Legendary Granny: Her writing and her life

By Zhou Honghu


GUANGZHOU Xue’eryou Bookstore, Nov. 6, 2016 – Invited by International Writers’ Workshop at Sun Yat-sen University, Legendary Granny Jiang Shumei and her daughter Ailing (originally named Zhang Ailing) from Heilongjiang Province, had a conversation on writing and life with Prof. Fan Dai, founding director of the University’s Center for English-language Creative Writing.

The writing experience of Jiang is an inspiring legend in itself. Born in Shandong Province in 1937, she had been an illiterate manual laborer and housewife before she learned to read at the age of 60 and started to write when she was already 76. In her published books, she has recorded details about war time, the famine and the adversity she underwent in her life, which coincided with the course contemporary China has gone though in the last century.

At the event, Granny Jiang, white-headed and wearing a well-tailored Cheongsam, was so elegant that it was hard to imagine her illiterate past. According to Ailing, Jiang was beautiful in her youth but pined away when Ailing’s father passed away in an accident. It was writing that altered her attitude and disposition. Jiang did not have any confidence nor joy in her eyes until she started to read and write.

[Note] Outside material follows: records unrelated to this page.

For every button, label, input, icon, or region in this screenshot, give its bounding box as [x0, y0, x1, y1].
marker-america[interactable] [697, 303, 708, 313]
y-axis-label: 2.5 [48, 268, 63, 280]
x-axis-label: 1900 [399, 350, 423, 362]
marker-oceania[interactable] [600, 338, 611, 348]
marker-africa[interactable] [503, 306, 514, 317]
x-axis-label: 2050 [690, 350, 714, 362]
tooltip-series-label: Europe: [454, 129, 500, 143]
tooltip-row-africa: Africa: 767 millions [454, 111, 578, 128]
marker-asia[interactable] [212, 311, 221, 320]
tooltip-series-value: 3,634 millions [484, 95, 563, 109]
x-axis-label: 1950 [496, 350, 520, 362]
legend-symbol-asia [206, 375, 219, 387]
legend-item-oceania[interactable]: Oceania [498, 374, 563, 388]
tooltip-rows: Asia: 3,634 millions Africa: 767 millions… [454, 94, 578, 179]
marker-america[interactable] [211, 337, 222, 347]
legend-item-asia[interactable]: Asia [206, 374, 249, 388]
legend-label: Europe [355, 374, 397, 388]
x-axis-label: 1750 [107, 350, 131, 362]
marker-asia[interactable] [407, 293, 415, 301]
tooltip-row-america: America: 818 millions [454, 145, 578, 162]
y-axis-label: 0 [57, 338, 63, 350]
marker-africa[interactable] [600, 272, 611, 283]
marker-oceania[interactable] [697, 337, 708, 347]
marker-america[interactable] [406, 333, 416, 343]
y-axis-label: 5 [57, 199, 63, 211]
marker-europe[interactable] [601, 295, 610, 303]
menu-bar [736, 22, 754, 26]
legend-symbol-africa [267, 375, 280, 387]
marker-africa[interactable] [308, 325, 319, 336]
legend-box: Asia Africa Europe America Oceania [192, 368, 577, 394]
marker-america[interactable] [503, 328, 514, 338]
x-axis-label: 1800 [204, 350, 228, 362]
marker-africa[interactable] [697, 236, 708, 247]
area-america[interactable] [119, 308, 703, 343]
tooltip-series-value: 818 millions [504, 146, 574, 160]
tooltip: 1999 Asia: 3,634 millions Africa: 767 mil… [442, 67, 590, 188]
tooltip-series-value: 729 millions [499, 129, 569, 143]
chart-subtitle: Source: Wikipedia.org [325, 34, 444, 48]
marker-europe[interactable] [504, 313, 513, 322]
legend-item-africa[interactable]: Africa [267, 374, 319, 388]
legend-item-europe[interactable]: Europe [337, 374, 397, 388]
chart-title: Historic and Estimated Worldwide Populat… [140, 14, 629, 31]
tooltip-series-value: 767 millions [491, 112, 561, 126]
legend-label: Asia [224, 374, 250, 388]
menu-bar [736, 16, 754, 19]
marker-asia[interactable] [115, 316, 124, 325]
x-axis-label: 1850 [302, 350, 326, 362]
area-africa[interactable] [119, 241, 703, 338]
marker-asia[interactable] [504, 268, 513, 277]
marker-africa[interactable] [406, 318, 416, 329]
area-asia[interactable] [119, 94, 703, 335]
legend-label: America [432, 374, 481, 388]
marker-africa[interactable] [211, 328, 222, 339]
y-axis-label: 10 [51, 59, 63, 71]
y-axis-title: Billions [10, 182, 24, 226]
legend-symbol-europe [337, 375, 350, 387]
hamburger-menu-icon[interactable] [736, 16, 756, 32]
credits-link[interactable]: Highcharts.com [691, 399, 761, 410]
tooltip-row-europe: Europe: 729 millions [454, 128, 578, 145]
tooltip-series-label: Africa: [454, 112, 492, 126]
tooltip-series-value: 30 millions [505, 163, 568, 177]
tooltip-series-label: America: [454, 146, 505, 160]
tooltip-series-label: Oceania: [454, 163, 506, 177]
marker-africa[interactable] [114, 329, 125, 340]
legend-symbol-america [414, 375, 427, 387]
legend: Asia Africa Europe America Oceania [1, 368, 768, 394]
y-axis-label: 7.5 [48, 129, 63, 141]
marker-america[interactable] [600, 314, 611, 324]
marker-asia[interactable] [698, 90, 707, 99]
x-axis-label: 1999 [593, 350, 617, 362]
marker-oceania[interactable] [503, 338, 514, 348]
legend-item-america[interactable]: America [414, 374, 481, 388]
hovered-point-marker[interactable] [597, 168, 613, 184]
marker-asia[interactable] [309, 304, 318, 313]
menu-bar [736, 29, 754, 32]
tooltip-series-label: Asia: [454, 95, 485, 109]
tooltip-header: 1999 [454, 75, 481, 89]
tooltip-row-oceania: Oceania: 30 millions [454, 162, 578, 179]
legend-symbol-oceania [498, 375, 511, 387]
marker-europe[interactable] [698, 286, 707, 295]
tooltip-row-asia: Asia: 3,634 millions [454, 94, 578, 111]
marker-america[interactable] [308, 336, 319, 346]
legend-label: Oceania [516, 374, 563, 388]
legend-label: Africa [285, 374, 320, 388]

When it came to adversity, Granny Jiang always kept her father’s words in mind. Back in the days of the famine, her father told Jiang to find solutions rather than to surrender to difficulties and let go what was irreparable. In 1996, Jiang’s husband died from a car accident. To relieve her sorrow, she began to learn to read at the age of 60, which eventually led her to write such works as Disorderly Times, Difficult Times, Sow Thisthle & Sugarcane Bud and Slender Neck Woman. These books were well received and won several prizes.

Jiang did not use any punctuation or even paragraphs at first. But with Ailing’s encouragement and instructions, the mother student soon caught up. They shared with the audience many anecdotes from Jiang’s writing such as Grandson’s laughing at her wrong stroke order, her writing on top of the couch cushion and her frequent fieldtrips to collect folktales, to becoming the best auditing student in the Lu Xun Academy of Writers.

In Ailing’s eyes, her mother knew little about writing skills or literary theories, but instead, she created unconsciously through her own understanding. She does not reason or preach, which is totally different from the sentimental or extravagant style of the literati. Nonetheless, she was absorbed in telling stories with details. Like story-tellers in older times, she revealed vivid and unforgettable details in her works, such as the ancient custom of foot-binding. People who have read her books have remarked that each word in her writing appears to be screwed onto the page.

Jiang loves to read with Ailing in her spare time. She is fond of Mo Yan, whose works from her hometown Shandong Province reverberated in her heart. In her reading, Jiang simply makes a choice by judging whether the novels are interesting or not, and the same can be said about her writing, which based on the enthusiastic response of the audience is remarkable and fascinating for sure.

Besides reading and writing, Jiang has also started to paint. She even did her own illustrations for her second book. She said with a smile, I never knew the word ‘dream’ before, but now I have a dream of my own, to become a painter by the age of 90. When her neighbor wished she could live up to one hundred years old, Granny Jiang only responded with two words: Not enough!

The audiences were deeply moved by Jiang’s optimism, humor, simplicity and innocence. They laughed and applauded her throughout the conversation.

When asked mother and daughter get along with each other after her mother started to write, Ailing, also a famous writer, praised her mother’s writing for its down-to-earth approach, instead of self-centered literary tone. It was her mother who motivated Ailing to set off on a new path in writing. She complimented her mother’s progress and offered appropriate suggestions at the same time.

To write stories, the two often went out to collect materials, which Granny Jiang called Stocking Shelves. Granny has such a strong interview ability that she can commence an interview with anyone she meets in five minutes and get them to open up about themselves. Materials they collected fell into two categories, folktales and family histories respectively. The former could be recreated and extended, but the latter must be based on the facts and should be corroborated by the descendants of the family. Many elements such as time and location cannot be changed and the background information needs to be verified. 

In Granny Jiang’s eyes, the most troublesome part about her writing does not lie in skill but in emotion. She felt it was extremely difficult to write about famine and the death of her beloved husband.

The conversation, which lasted for over an hour, enabled everyone to comprehend that literary creation requires not only technical mastery but also the depths of lived experience.